Bill Durkan’s name was on the racecard, but Murphy played a key role in producing Anaglogs Daughter to claim a hugely-impressive victory the 1980 Arkle at the Cheltenham Festival. Murphy also rode the the brilliant front-running mare to win at Chepstow just four days later.
In 1985 he returned to Britain to become the unofficial private trainer for Geoff Hubbard.

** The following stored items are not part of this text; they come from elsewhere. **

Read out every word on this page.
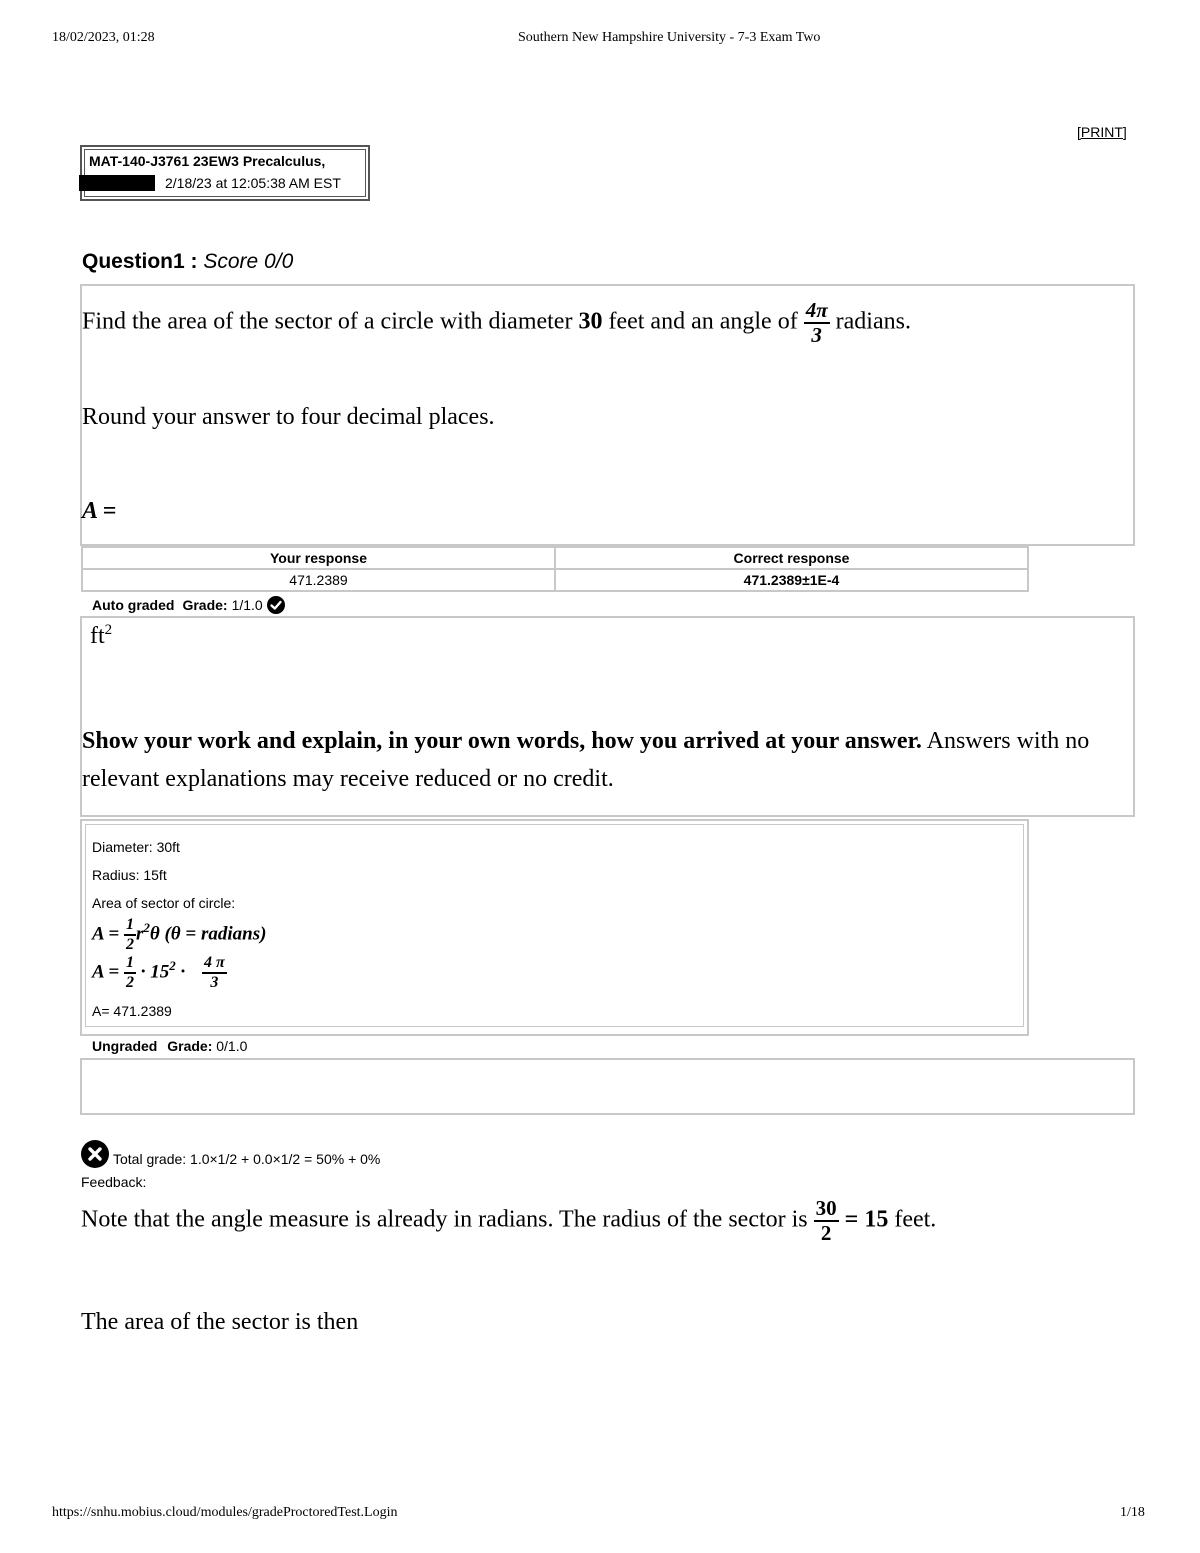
18/02/2023, 01:28	Southern New Hampshire University - 7-3 Exam Two
[PRINT]
MAT-140-J3761 23EW3 Precalculus,
2/18/23 at 12:05:38 AM EST
Question1 : Score 0/0
Find the area of the sector of a circle with diameter 30 feet and an angle of $\frac{4\pi}{3}$ radians.
Round your answer to four decimal places.
A =
Your response	Correct response
471.2389	471.2389±1E-4
Auto graded Grade: 1/1.0
$ft^2$
Show your work and explain, in your own words, how you arrived at your answer. Answers with no relevant explanations may receive reduced or no credit.
Diameter: 30ft
Radius: 15ft
Area of sector of circle:
$A = \frac{1}{2} r^2\theta$ (θ = radians)
$A = \frac{1}{2} \cdot 15^2 \cdot \frac{4 \pi}{3}$
A= 471.2389
Ungraded Grade: 0/1.0
Total grade: 1.0×1/2 + 0.0×1/2 = 50% + 0%
Feedback:
Note that the angle measure is already in radians. The radius of the sector is $\frac{30}{2} = 15$ feet.
The area of the sector is then
https://snhu.mobius.cloud/modules/gradeProctoredTest.Login	1/18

Murphy was granted his own licence in 1990 and sent out Sibton Abbey to win the 1992 Hennessy Gold Cup at Newbury under a young Adrian Maguire.
Two years later Murphy decided to go it alone, first as a public trainer in Somerset before moving to Middleham and later to Wynbury Stables in nearby West Witton, from where he trained the majority of his big-race winners.
His best horse was the late French Holly, winner of the 1998 Royal & SunAlliance Novices’ Hurdle at Cheltenham and third to Istabraq in the following year’s Champion Hurdle.
Always considered a budding superstar when sent over fences, French Holly won on his chasing debut at Wetherby in October 1999 – but the dream ended when he died in a schooling accident in November of that year.
Truckers Tavern was another headline horse for the Murphy yard, finishing second only to Best Mate in the 2003 Cheltenham Gold Cup.
Paddy’s Return won the 1996 Triumph Hurdle for Murphy, who enjoyed other Grade One wins with Kalahari King, Ballinclay King, Another Promise and Carlys Quest.
Murphy was the punters’ friend in major handicaps as illustrated when Paris Pike won the Scottish National as a novice in 2000, with Joes Edge adding another triumph in that race in 2005.
A third Scottish National came in 2007 courtesy of Hot Weld, who also won the-then Betfred Gold Cup (Whitbread Gold Cup) at Sandown just a week later – a race Murphy claimed twice, with Poker De Sivola obliging in 2011.
Murphy also struck in the 2004 Irish Grand National with Granit D’Estruval, with L’Antartique’s Paddy Power Gold Cup victory at Cheltenham in 2007 another significant achievement.
In the spring of 2013, Murphy – always a staunch supporter of northern National Hunt racing – made the surprise announcement that he was to to relocate to France from his North Yorkshire stables.
Murphy continued his breeding business there, as well as buying and selling young stock, and training on a smaller scale.
He had five children – Barry, Paul, Caroline, Zoe and Rees.